Para ahli mengidentifikasi banyak alasan untuk timbul dan berkembangnya pankreatitis. Menurut statistik, pada 30% pasien, penyebab radang pankreas tidak dapat ditemukan. Pankreatitis dapat disebabkan oleh:

  • Minum alkohol dalam dosis berlebihan. Alkohol adalah salah satu alasan utama munculnya pankreatitis, dengan minum minuman keras secara teratur, zat besi berhenti berfungsi secara normal, yang memiliki efek yang sangat negatif pada kesehatan seluruh organisme..
  • Kesalahan makanan. Makanan berlemak, digoreng dan pedas, makan berlebihan secara sistematis menyebabkan produksi jus lambung berlebih dan kerusakan kelenjar.
  • Kelainan pada kerja kandung empedu (kolelitiasis). Pankreas dan kantong empedu memiliki saluran ekskretoris yang sama ke duodenum. Jika saluran tersumbat dengan batu, sekresi pencernaan mandek, yang menyebabkan peradangan atau kerusakan kelenjar.
  • Situasi stres, ketegangan saraf.
  • Cedera, operasi perut, luka di perut dan perut, di mana kelenjar pankreas bisa rusak.
  • Diabetes mellitus.
  • Gangguan hormonal.
  • Infeksi (flu, gondongan, pilek, hepatitis virus).
  • Neoplasma di peritoneum.
  • Predisposisi herediter.
  • Tekanan darah tinggi.
  • Penyakit radang pada saluran pencernaan dan duodenum. Gastritis, duodenitis, bisul dapat berdampak negatif pada pelepasan cairan usus.
  • Efek negatif dari alat kesehatan. Banyak obat-obatan, antibiotik, hormon, obat antiinflamasi nonsteroid (NSAID) memiliki efek negatif pada pankreas dan dapat menyebabkan peradangan..
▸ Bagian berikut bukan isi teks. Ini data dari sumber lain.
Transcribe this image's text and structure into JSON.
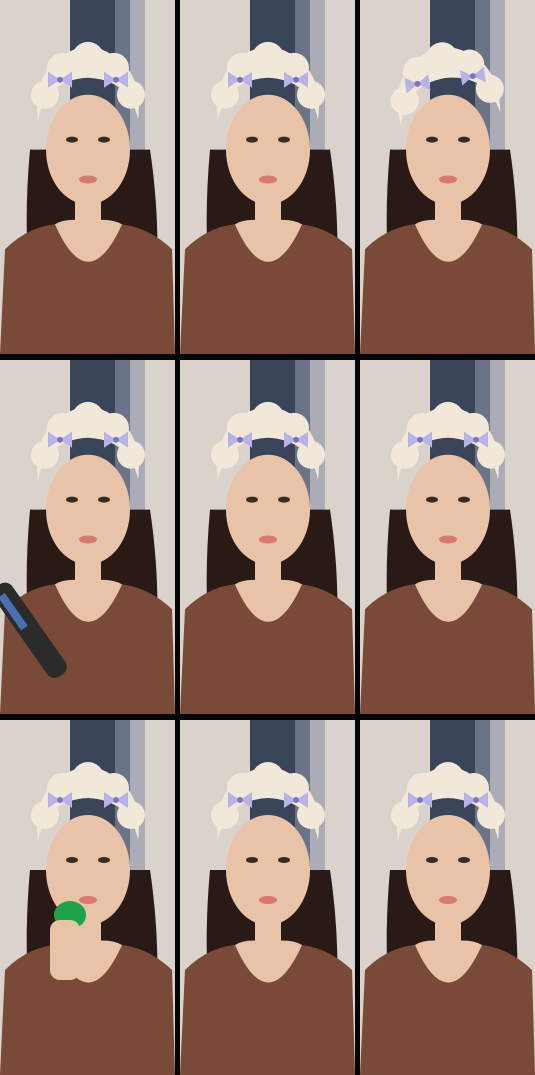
{
  "tiles": [
    {
      "pose": "pout",
      "prop": "none",
      "headband": "center"
    },
    {
      "pose": "talking",
      "prop": "none",
      "headband": "center"
    },
    {
      "pose": "looking-down",
      "prop": "none",
      "headband": "tilted"
    },
    {
      "pose": "holding-microphone",
      "prop": "microphone",
      "headband": "center"
    },
    {
      "pose": "talking",
      "prop": "none",
      "headband": "center"
    },
    {
      "pose": "neutral",
      "prop": "none",
      "headband": "center"
    },
    {
      "pose": "drinking",
      "prop": "green-bottle",
      "headband": "center"
    },
    {
      "pose": "close-up",
      "prop": "none",
      "headband": "center"
    },
    {
      "pose": "neutral",
      "prop": "none",
      "headband": "center"
    }
  ],
  "colors": {
    "wall": "#d9d3cc",
    "curtain": "#1d2a44",
    "skin": "#e9c3a8",
    "hair": "#2a1a16",
    "shirt": "#7a4a38",
    "headband": "#f1e8da",
    "bow": "#b8b2e6"
  }
}
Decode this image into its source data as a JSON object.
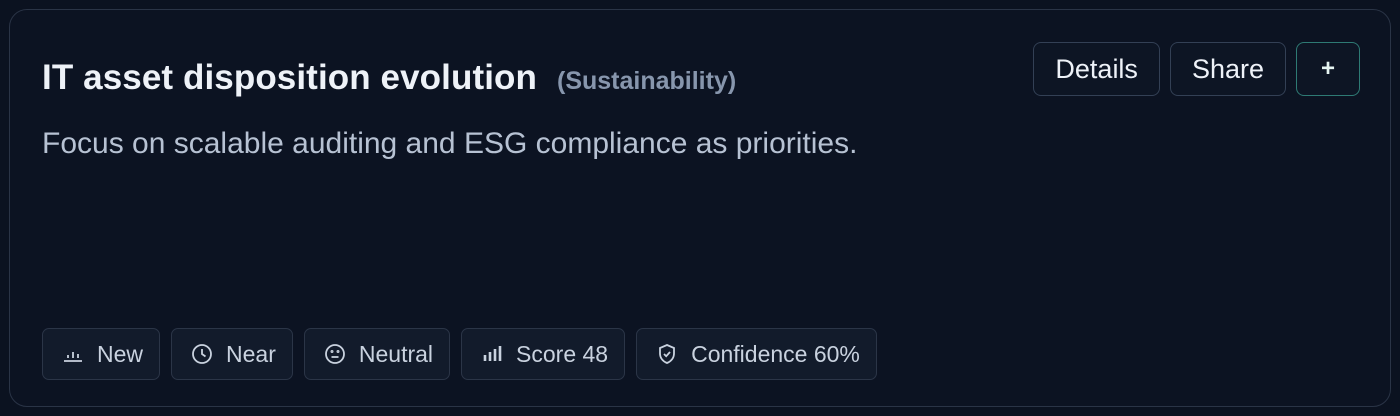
{
  "card": {
    "title": "IT asset disposition evolution",
    "category": "(Sustainability)",
    "description": "Focus on scalable auditing and ESG compliance as priorities."
  },
  "actions": {
    "details_label": "Details",
    "share_label": "Share",
    "add_label": "+"
  },
  "badges": {
    "status": {
      "label": "New",
      "icon": "bar-chart-icon"
    },
    "horizon": {
      "label": "Near",
      "icon": "clock-icon"
    },
    "sentiment": {
      "label": "Neutral",
      "icon": "neutral-face-icon"
    },
    "score": {
      "label": "Score 48",
      "icon": "signal-bars-icon"
    },
    "confidence": {
      "label": "Confidence 60%",
      "icon": "shield-icon"
    }
  },
  "colors": {
    "background": "#0b1220",
    "card_border": "#2a3446",
    "accent_teal": "#2e7a74",
    "title_text": "#eef2f8",
    "muted_text": "#8796ad"
  }
}
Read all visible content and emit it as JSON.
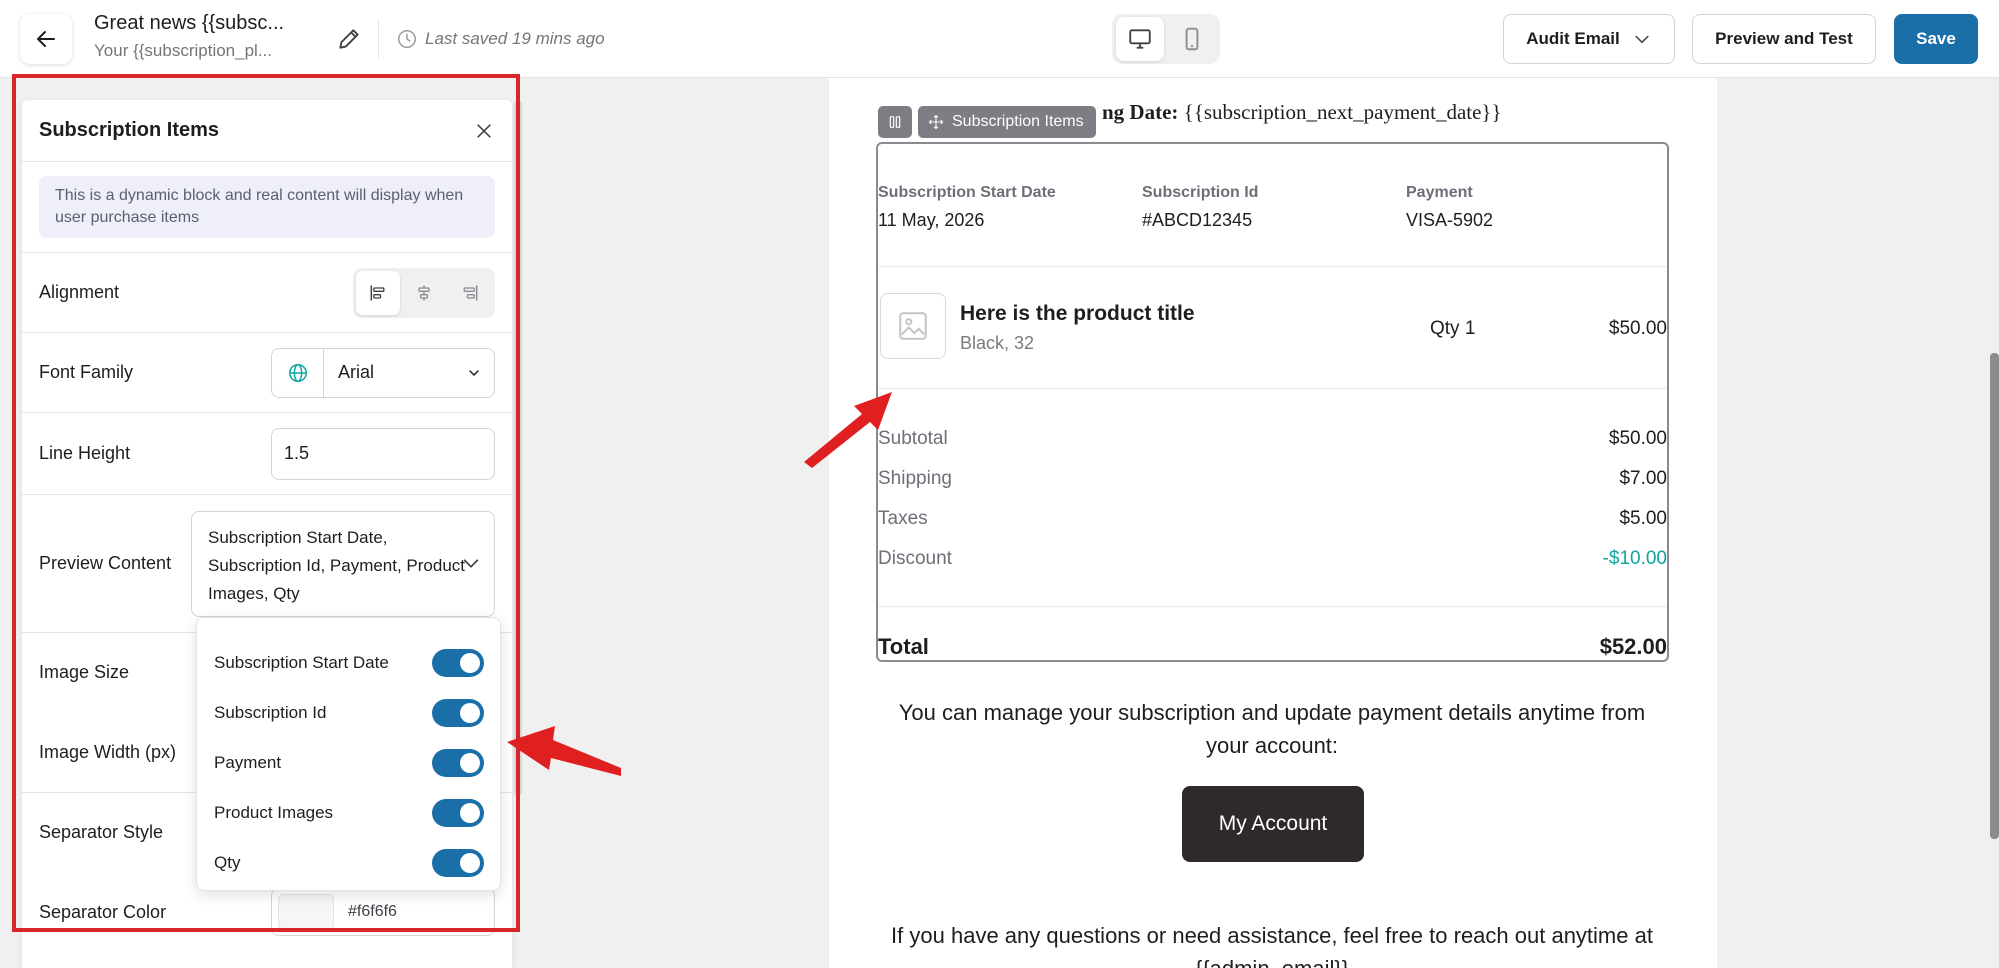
{
  "topbar": {
    "title": "Great news {{subsc...",
    "subtitle": "Your {{subscription_pl...",
    "saved": "Last saved 19 mins ago",
    "audit_label": "Audit Email",
    "preview_label": "Preview and Test",
    "save_label": "Save"
  },
  "panel": {
    "title": "Subscription Items",
    "info": "This is a dynamic block and real content will display when user purchase items",
    "alignment_label": "Alignment",
    "font_family_label": "Font Family",
    "font_family_value": "Arial",
    "line_height_label": "Line Height",
    "line_height_value": "1.5",
    "preview_content_label": "Preview Content",
    "preview_content_value": "Subscription Start Date, Subscription Id, Payment, Product Images, Qty",
    "image_size_label": "Image Size",
    "image_width_label": "Image Width (px)",
    "separator_style_label": "Separator Style",
    "separator_color_label": "Separator Color",
    "separator_color_value": "#f6f6f6",
    "dropdown_items": [
      {
        "label": "Subscription Start Date",
        "on": true
      },
      {
        "label": "Subscription Id",
        "on": true
      },
      {
        "label": "Payment",
        "on": true
      },
      {
        "label": "Product Images",
        "on": true
      },
      {
        "label": "Qty",
        "on": true
      }
    ]
  },
  "email": {
    "next_billing_label": "ng Date:",
    "next_billing_value": "{{subscription_next_payment_date}}",
    "block_name": "Subscription Items",
    "meta": [
      {
        "label": "Subscription Start Date",
        "value": "11 May, 2026"
      },
      {
        "label": "Subscription Id",
        "value": "#ABCD12345"
      },
      {
        "label": "Payment",
        "value": "VISA-5902"
      }
    ],
    "product_title": "Here is the product title",
    "product_variant": "Black, 32",
    "product_qty": "Qty 1",
    "product_price": "$50.00",
    "summary": [
      {
        "label": "Subtotal",
        "value": "$50.00"
      },
      {
        "label": "Shipping",
        "value": "$7.00"
      },
      {
        "label": "Taxes",
        "value": "$5.00"
      },
      {
        "label": "Discount",
        "value": "-$10.00"
      }
    ],
    "total_label": "Total",
    "total_value": "$52.00",
    "manage_text": "You can manage your subscription and update payment details anytime from your account:",
    "account_button": "My Account",
    "questions_text": "If you have any questions or need assistance, feel free to reach out anytime at {{admin_email}}"
  },
  "colors": {
    "accent": "#1a6fa8",
    "discount": "#0ea5a0",
    "highlight": "#d9262b"
  },
  "icons": [
    "arrow-left-icon",
    "pencil-icon",
    "clock-icon",
    "desktop-icon",
    "mobile-icon",
    "chevron-down-icon",
    "close-icon",
    "align-left-icon",
    "align-center-icon",
    "align-right-icon",
    "globe-icon",
    "image-placeholder-icon",
    "drag-handle-icon",
    "move-icon"
  ]
}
Sifat dan lokalisasi nyeri pada pankreatitis

Sensasi nyeri pada pankreatitis berbeda, memiliki frekuensi harian dan bergantung pada lokasi fokus anatomi - area lesi pankreas (kepala, tubuh, ekor), jenis proses inflamasi. Sifat nyeri pada pankreatitis berbeda:

  • pemotongan;
  • penusukan;
  • sakit;
  • akut;
  • bodoh;
  • mendesak;
  • pembakaran;
  • membosankan;
  • menarik.
  • Loperamide - petunjuk penggunaan untuk anak-anak dan orang dewasa. Harga Loperamide
  • Cara menggambar pohon keluarga: templat dan program
  • Cara minum kapsul vitamin E dan bentuk cair dengan benar

Pada pankreatitis kronis, tidak ada lokalisasi nyeri yang jelas, bisa dengan intensitas yang berbeda, terjadi secara berkala (tipe kram). Penguatan sindrom nyeri terjadi pada malam hari. Pada peradangan kronis pada kelenjar, nyeri terlokalisasi di:

  • perut bagian atas dan tengah;
  • daerah pinggang, dalam bentuk sabuk penuh atau sebagian - di sisi kiri;
  • area belakang;
  • dada bagian bawah (area tulang rusuk bawah).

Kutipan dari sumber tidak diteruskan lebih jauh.